Monday, January 11, 2010

"Yeah, you lay down, I'll get the tennis racket."

This is the funniest thing I have seen in the blogosphere, possibly ever. That it made its way into sudden fame and glory is part of the reason I love social networking. I laughed so hard at some of Adam's outbursts that I was laugh-crying. And Karen's faithful, objective commentary barely hides her sense of mischief--as well as her affection for her husband.

Sunday, January 10, 2010

the problem with equivocation

Over on Facebook, Chuck Todd asks: "Why is Reid surviving while Lott didn't?
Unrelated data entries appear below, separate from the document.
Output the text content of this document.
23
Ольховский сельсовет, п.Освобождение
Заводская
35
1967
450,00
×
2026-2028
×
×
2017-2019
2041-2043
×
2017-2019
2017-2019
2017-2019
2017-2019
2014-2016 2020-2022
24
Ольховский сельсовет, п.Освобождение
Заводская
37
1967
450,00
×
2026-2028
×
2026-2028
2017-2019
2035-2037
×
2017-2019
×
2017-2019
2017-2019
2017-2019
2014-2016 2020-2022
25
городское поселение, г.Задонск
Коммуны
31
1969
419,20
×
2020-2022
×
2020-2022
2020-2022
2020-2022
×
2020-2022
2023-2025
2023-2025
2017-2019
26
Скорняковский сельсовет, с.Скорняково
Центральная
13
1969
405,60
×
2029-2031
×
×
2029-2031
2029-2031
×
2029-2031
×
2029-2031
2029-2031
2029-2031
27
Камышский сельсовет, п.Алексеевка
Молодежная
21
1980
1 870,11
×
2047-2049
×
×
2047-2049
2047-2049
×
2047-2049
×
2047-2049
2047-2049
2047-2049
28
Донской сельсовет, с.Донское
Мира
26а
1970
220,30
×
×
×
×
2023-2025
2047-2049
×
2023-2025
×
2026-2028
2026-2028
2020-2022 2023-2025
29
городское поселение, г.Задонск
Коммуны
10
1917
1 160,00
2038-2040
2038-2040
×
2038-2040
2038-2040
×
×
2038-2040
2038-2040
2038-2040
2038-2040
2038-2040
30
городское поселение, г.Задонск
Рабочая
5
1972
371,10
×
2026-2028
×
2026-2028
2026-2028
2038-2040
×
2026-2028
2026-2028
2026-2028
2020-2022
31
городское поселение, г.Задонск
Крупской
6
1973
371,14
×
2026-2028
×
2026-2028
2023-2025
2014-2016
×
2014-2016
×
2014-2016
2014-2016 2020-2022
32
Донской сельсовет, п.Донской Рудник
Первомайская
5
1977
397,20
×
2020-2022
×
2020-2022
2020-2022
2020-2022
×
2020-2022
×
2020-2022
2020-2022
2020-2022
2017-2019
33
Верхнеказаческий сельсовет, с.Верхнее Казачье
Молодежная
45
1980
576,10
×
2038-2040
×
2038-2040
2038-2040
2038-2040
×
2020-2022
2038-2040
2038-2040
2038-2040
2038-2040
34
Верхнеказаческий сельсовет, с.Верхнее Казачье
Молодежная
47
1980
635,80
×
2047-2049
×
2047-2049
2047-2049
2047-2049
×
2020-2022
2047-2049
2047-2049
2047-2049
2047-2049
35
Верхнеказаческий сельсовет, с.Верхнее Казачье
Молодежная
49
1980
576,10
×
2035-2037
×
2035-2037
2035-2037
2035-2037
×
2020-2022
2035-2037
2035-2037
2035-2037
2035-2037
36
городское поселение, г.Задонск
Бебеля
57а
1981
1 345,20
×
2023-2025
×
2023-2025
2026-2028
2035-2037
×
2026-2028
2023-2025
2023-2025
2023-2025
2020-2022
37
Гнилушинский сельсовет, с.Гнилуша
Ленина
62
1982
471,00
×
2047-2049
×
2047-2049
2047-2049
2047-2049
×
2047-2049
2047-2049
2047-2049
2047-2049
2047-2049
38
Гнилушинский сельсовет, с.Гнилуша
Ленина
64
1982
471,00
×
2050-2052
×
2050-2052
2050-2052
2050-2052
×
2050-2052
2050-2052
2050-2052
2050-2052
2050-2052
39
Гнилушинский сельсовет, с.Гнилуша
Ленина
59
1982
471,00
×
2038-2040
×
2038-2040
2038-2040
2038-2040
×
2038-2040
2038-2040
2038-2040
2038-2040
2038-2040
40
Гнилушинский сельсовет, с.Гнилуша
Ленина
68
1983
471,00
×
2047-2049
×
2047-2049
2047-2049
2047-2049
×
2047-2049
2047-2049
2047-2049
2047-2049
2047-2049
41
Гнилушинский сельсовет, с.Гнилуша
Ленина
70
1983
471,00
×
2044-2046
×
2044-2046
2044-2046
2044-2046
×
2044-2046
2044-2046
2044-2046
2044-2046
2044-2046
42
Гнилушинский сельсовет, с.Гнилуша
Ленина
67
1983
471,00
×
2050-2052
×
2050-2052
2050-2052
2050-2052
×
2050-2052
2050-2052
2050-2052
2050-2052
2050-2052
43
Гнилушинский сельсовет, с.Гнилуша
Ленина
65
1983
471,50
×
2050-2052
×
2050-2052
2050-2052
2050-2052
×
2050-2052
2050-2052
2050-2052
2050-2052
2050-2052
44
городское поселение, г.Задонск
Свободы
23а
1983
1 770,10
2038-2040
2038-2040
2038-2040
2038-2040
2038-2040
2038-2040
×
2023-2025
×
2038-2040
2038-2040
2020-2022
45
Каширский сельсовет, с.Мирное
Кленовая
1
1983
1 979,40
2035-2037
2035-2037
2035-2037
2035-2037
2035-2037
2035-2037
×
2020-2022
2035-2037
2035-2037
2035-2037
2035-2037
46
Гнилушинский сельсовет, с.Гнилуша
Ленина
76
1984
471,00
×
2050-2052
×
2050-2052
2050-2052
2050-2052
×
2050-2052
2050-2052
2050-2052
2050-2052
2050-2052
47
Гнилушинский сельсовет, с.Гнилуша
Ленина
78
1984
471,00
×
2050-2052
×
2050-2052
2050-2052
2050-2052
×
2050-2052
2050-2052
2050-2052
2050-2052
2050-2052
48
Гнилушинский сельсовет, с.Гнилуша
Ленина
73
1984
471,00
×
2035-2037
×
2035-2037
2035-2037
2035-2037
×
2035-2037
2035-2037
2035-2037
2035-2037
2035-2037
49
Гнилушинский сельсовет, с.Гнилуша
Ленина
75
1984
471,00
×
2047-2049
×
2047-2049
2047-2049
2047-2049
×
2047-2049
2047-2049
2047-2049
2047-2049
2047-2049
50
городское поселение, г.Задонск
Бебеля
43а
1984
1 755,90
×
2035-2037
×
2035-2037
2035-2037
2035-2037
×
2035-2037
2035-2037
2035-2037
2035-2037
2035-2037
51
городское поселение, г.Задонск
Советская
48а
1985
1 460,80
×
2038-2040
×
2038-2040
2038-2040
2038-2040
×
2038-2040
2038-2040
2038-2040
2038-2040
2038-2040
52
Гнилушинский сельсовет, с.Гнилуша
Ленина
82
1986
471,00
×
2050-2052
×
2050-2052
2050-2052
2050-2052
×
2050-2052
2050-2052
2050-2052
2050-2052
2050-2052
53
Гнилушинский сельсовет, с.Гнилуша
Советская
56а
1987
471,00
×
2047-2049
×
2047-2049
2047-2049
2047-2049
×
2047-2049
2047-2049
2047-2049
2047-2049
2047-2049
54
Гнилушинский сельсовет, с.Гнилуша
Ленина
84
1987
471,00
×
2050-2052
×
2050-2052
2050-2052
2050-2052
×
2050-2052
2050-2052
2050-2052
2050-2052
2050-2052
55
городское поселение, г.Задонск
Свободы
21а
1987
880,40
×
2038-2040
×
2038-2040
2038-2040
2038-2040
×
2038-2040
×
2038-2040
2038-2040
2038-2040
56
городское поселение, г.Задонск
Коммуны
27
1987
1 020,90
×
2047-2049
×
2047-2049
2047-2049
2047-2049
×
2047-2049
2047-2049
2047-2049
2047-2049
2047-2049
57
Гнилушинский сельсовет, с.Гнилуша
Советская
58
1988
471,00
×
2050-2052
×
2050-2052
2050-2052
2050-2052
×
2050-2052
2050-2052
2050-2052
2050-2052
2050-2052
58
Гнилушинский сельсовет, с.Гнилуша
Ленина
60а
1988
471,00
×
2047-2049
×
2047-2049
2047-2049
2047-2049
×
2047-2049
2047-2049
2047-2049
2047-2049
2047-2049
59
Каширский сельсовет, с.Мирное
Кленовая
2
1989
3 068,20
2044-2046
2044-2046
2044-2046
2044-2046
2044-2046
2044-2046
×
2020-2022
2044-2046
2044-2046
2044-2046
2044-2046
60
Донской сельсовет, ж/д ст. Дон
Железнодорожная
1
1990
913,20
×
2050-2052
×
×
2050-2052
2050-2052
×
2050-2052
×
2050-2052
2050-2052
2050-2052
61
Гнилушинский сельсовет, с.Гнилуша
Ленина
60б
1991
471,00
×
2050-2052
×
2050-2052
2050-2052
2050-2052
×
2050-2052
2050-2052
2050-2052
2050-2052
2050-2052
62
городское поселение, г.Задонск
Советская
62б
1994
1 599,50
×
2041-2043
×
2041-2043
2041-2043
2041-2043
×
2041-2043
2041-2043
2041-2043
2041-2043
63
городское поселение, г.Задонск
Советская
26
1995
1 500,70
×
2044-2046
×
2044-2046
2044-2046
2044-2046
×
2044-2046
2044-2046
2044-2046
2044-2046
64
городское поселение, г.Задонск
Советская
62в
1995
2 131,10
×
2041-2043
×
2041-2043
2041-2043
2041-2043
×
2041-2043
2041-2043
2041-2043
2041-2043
Dems are rallying around Reid; GOPers let Lott wither on vine."

I am no fan of Reid, and no fan of Lott. But to equate either the context or the substance of their respective blunders strikes me as intellectually lazy. Lott publicly said we'd be better off under a Dixiecrat presidency. Reid privately said Obama lacked negative sterotypical traits. Reid's insensitivity is deeply disturbing. But it was a far cry from praising the Dixiecrats.

no words

It speaks for itself, doesn't it?
...a South Carolina Congressman announced this week that he will introduce legislation which would require the deportation of all Iranians living in America.
The Stop Terrorists Entry Program Act (STEP) was first introduced by Rep. J. Gresham Barrett (R-SC) in 2003 [PDF link]. The updated version, he explained in a media advisory, would bar citizens of Cuba, Iran, Sudan, Yemen and Syria from entry into the United States. It would further require citizens of those nations who are legally visiting or residing in the United States to be deported within 60 days.
We'll see where this goes; obviously it's going nowhere in the House, but pay attention to how other pols and parties react to it.

Saturday, January 09, 2010

asking stuff

The news stories about allied troops killing Afghani students keeps referring to the scene as a "remote village in Kunar province." Does this village have a name? If so, couldn't someone ask around? Like, a reporter or someone, you know, who gets paid to go places and ask stuff?

Friday, January 08, 2010

For your edification: Song for Arab-Israeli Peace




This speaks for itself, and as long as people like this continue to exist and struggle against the cynical misleadership that threatens them, I will continue to stand up for them.